### Pythagorean tiles题号：139 难度： 50 中英对照

Let (a, b, c) represent the three sides of a right angle triangle with integral length sides. It is possible to place four such triangles together to form a square with length c.

For example, (3, 4, 5) triangles can be placed together to form a 5 by 5 square with a 1 by 1 hole in the middle and it can be seen that the 5 by 5 square can be tiled with twenty-five 1 by 1 squares.

However, if (5, 12, 13) triangles were used then the hole would measure 7 by 7 and these could not be used to tile the 13 by 13 square.
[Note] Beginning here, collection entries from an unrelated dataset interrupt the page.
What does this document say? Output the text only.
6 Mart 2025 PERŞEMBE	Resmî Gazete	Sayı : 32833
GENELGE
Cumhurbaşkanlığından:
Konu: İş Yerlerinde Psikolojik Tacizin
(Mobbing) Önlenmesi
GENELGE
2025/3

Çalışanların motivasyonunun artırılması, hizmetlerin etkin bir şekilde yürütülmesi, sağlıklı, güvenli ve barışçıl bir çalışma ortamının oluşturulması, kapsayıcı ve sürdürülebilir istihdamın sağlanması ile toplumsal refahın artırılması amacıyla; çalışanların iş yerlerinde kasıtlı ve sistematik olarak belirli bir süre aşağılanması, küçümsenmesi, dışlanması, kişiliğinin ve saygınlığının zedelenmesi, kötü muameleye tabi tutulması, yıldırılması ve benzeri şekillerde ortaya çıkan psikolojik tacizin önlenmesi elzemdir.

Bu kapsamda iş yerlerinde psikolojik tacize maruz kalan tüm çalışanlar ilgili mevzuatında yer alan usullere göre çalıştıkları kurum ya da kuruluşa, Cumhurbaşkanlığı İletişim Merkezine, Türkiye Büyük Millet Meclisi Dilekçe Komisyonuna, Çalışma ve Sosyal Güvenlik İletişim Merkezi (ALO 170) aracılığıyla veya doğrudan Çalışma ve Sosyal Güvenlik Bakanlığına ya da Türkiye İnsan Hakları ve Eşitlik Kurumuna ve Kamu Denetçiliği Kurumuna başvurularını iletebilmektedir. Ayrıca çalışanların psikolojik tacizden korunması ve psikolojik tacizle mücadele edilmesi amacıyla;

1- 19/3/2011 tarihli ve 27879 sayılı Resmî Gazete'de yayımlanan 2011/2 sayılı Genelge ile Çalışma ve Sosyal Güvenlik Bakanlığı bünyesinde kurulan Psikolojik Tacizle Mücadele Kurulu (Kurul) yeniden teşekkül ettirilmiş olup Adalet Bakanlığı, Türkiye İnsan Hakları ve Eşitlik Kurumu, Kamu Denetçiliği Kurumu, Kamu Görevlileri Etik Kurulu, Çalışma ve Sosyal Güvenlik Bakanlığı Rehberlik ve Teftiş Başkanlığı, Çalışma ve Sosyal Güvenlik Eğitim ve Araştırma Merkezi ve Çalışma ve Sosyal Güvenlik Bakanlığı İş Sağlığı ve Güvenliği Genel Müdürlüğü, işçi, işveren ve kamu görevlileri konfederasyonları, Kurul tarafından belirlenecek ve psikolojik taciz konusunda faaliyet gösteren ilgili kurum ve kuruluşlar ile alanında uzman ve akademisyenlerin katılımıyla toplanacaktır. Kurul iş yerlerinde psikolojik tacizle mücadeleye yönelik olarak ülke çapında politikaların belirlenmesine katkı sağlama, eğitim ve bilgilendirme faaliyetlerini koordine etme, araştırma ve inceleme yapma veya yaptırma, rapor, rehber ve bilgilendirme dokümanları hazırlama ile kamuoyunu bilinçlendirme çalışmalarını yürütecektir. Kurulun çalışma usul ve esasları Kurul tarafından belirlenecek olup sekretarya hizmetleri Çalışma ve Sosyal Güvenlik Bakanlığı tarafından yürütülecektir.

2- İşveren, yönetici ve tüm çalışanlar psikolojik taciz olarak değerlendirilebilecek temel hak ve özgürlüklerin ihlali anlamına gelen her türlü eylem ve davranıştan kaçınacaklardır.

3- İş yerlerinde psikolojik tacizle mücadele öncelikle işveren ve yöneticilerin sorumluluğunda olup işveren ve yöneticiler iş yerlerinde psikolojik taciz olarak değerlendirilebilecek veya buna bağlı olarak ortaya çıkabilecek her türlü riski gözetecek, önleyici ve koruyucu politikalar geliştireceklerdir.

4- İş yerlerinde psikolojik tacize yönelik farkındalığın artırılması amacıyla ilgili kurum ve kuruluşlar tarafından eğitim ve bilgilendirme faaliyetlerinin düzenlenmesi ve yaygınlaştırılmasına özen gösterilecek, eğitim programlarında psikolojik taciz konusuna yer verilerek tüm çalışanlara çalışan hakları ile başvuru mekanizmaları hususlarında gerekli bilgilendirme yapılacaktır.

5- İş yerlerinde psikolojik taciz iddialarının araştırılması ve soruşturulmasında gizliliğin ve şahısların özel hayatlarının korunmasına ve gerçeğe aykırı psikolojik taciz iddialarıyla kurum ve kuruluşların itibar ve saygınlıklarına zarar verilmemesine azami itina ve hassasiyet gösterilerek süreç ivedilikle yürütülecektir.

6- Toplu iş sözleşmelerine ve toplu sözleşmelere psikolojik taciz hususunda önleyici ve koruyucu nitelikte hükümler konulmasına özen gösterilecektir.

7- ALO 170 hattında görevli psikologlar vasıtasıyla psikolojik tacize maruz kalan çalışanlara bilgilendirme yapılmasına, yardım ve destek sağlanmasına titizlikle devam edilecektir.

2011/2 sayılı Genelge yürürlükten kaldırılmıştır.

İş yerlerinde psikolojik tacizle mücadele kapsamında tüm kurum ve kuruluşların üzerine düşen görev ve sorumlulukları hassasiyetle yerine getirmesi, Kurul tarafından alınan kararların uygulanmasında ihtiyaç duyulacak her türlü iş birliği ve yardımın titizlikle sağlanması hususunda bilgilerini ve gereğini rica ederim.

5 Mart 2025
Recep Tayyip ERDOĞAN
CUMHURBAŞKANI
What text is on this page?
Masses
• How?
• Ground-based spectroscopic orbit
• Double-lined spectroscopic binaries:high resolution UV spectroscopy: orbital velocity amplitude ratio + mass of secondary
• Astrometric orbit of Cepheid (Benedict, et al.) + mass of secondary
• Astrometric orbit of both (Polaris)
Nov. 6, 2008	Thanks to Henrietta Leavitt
Given that the perimeter of the right triangle is less than one-hundred million, how many Pythagorean triangles would allow such a tiling to take place?

### Code

import java.math.BigInteger;
import java.util.ArrayList;
import java.util.Arrays;
import java.util.HashSet;
import java.util.List;
import java.util.Set;

public final class p139 {
private static final int LIMIT = 100000000;
public static void main(String[] args){
long start=System.nanoTime();
long result = run();
long end=System.nanoTime();
System.out.println(result);
System.out.println( (end-start)/1000000 + "ms" );
}
public static long run(){
long count = 0;
for (int s = 3; s * s / 2 < LIMIT; s += 2) {
for (int t = 1; t < s; t += 2) {
int a = s * t;
int b = (s * s - t * t) / 2;
int c = (s * s + t * t) / 2;
int p = a + b + c;
if (p >= LIMIT)
break;
if (c % (a - b) == 0 && gcd(s, t) == 1){
count += (LIMIT - 1) / p;
//System.out.println(a+" "+b+" "+c+" "+p);
}
}
}
return count;
}
public static int gcd(int x, int y) {
if (x < 0 || y < 0)
throw new IllegalArgumentException("Negative number");
while (y != 0) {
int z = x % y;
x = y;
y = z;
}
return x;
}
}


10057761
93ms